Piden cuidar rentabilidad de empresas generadoras

POR LEONORA RAMÍREZ S.
Si  la generadora de electricidad Ege-Haina tiene que reducirle cuatro centavos de dólar al precio del kilovatio hora que sirve, mejor cierra sus puertas y se va, planteó Tito Sanjurjo, gerente general de esa empresa, al explicar  el impacto que en la rentabilidad de la misma tendría la disminución del costo de la energía que vende a las distribuidoras.

“El precio de los contratos del Acuerdo de Madrid fue a cuatro centavos de dólar, pero lo que nos entregaron a nosotros  fue una fórmula sin números,  por tanto no sabemos el impacto de la reducción de precios, pero si Ege-Haina baja un centavo en su venta de energía pierde dinero, y si tenemos que reducir cuatro centavos mejor cierro las puertas y me voy”.

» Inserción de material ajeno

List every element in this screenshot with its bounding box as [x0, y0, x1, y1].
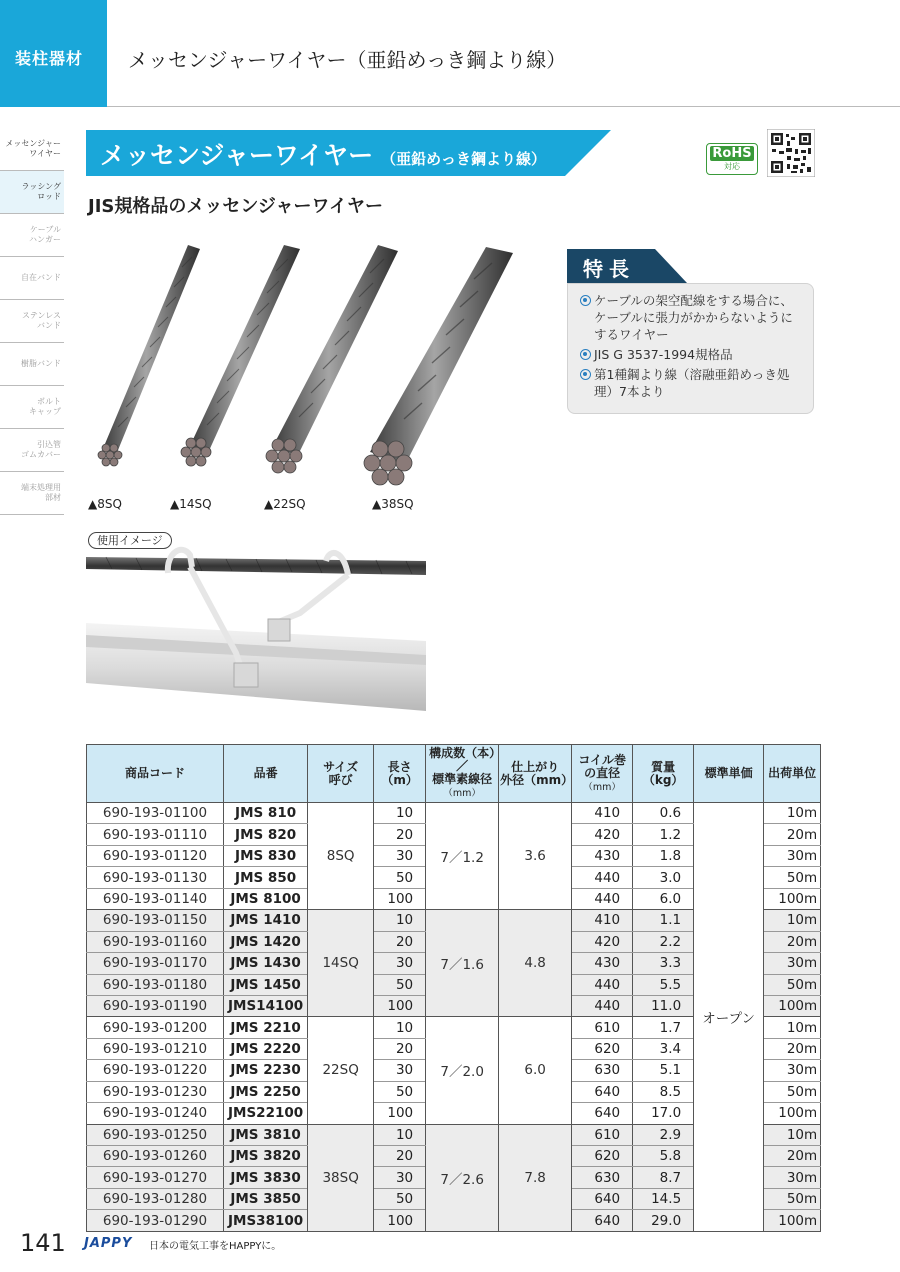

Al ofrecer sus declaraciones en el almuerzo del Grupo de Comunicaciones Corripio manifestó que, cuando se firmó el Acuerdo de Madrid, el barril del petróleo estaba a US$14.0 el barril y ahora se vende a US$45.0.

“Yo no soy mago, el que me vende combustibles no me fía y yo no puedo imprimir dinero”.

Sobre ese mismo aspecto se refirió Marcos Cochón, gerente general de la Compañía de Electricidad de Puerto Plata (CEPP), quien destacó que los generadores tienen costos fijos muy caros, y que la inversión en maquinarias representa el 98% del total de sus activos, y aproximadamente el 95% de la  inversión inicial de la empresa.

Para tratar de desenredar la madeja eléctrica precisó que si un generador tiene una capacidad de producción de 100 megavatios, y sólo se le piden 50 no podrá saldar sus compromisos económicos.

“Entonces se me pide que repague el capital con una reducción de tarifa, yo debería subirla si usamos la lógica económica, porque cuando tienes capacidad instalada subutilizada ese sobrecosto afecta el costo unitario”.

De acuerdo con Cochón la ineficiencia del sistema eléctrico es provocada por el fraude.

“Si estamos diciendo que el Banco Mundial y el Fondo Monetario Internacional (FMI) exigen que no despache más del 85% de la energía porque se  necesitaría un subsidio adicional, entonces el fraude determina que sólo se sirva el 80% de la luz, y eso provoca que los generadores tengan sobrecosto”, expresó.

ERRONEAS PERCEPCIONES

Según las declaraciones de Sanjurjo, una de las erróneas percepciones que existe es que el alto precio de la tarifa eléctrica es lo que provoca el robo de energía.

Para argumentar su tesis explicó que cuando se renegociaron los contratos en el Acuerdo de Madrid, el 9 de octubre del 2001, el kilovatio hora se vendía a 5.5 centavos de dólar, ahora a 11 centavos pero el robo es igual, por lo que no hay una correlación entre el precio de la tarifa y el robo de la energía.

Otra evidencia que prueba su teoría, de acuerdo con sus explicaciones, es la cantidades de aires acondicionados que se tienen en los hogares y oficinas,  “entonces o no estamos pagando la energía o no es tan cara como dicen”.

Sanjurjo dijo además que debe  haber un compromiso de parte de las distribuidoras de dar un servicio más que razonable, eficiente, porque cuando eso no ocurre entonces la gente hurta el servicio eléctrico.